Before the invention of signs to represent riches, wealth could hardly consist in anything but lands and cattle, the only real possessions men can have. But, when inheritances so increased in number and extent as to occupy the whole of the land, and to border on one another, one man could aggrandise himself only at the expense of another; at the same time the supernumeraries, who had been too weak or too indolent to make such acquisitions, and had grown poor without sustaining any loss, because, while they saw everything change around them, they remained still the same, were obliged to receive their subsistence, or steal it, from the rich; and this soon bred, according to their different characters, dominion and slavery, or violence and rapine.
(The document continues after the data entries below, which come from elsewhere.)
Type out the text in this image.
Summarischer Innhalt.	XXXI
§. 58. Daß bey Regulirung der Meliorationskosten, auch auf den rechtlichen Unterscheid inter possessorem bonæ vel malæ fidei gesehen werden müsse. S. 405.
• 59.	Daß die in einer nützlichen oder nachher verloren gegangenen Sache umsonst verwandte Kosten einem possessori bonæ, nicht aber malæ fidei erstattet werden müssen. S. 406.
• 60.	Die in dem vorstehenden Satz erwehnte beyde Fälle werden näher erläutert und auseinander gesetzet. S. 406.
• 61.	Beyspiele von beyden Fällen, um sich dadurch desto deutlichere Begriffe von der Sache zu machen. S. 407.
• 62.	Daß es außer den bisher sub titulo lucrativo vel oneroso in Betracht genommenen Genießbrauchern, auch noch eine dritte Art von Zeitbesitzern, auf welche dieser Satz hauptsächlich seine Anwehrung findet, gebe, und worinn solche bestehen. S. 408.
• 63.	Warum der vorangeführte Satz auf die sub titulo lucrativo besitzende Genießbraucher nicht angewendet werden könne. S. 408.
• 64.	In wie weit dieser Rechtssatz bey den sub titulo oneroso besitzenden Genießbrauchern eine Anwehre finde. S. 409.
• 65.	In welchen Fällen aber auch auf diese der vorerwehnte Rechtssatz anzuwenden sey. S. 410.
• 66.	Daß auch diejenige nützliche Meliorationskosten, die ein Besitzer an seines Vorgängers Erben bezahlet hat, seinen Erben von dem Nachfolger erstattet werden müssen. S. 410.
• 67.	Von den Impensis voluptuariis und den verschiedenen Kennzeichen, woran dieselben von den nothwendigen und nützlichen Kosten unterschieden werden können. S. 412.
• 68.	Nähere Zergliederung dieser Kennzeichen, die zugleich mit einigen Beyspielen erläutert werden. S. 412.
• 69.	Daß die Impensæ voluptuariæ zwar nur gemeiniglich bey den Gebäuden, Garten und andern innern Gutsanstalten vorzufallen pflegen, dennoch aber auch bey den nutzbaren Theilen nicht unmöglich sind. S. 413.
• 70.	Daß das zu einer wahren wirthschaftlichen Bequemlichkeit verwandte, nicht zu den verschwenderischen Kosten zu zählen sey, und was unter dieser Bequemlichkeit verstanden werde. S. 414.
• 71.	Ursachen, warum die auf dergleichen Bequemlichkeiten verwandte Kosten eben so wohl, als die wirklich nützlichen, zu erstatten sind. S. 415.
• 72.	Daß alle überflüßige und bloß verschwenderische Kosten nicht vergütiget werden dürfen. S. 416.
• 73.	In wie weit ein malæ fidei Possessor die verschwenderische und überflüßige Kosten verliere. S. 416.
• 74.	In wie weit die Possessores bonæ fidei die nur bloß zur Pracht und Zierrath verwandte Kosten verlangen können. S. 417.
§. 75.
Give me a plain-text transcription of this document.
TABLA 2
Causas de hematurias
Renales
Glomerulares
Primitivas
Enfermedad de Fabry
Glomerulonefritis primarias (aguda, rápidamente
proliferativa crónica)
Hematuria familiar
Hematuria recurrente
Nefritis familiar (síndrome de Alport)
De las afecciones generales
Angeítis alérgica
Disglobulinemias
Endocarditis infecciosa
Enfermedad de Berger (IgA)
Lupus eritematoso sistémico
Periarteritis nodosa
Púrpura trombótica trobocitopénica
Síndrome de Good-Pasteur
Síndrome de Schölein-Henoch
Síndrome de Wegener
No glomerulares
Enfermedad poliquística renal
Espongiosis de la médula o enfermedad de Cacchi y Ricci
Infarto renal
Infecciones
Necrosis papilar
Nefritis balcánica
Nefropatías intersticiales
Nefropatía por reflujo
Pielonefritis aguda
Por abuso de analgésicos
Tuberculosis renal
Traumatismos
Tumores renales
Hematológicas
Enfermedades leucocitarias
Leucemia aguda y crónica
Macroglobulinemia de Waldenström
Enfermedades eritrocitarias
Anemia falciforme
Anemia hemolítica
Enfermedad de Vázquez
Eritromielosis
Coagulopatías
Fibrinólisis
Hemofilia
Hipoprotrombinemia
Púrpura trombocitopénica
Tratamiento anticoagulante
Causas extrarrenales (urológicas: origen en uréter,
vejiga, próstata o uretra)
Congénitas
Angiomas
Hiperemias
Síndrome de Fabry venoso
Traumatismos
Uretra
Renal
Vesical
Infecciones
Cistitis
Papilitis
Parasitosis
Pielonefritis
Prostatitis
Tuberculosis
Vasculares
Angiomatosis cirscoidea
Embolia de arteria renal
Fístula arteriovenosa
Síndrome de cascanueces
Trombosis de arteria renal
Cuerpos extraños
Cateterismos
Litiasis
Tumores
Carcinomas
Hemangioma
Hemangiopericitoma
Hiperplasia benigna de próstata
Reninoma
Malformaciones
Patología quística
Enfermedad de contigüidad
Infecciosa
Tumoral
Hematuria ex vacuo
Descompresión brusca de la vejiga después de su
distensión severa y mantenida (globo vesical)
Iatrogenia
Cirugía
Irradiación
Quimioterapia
The wealthy, on their part, had no sooner begun to taste the pleasure of command, than they disdained all others, and, using their old slaves to acquire new, thought of nothing but subduing and enslaving their neighbours; like ravenous wolves, which, having once tasted human flesh, despise every other food and thenceforth seek only men to devour.

...

It is manifestly against the Law of Nature . . . that a handful of men wallow in luxury, while the famished multitudes lack the necessities of life."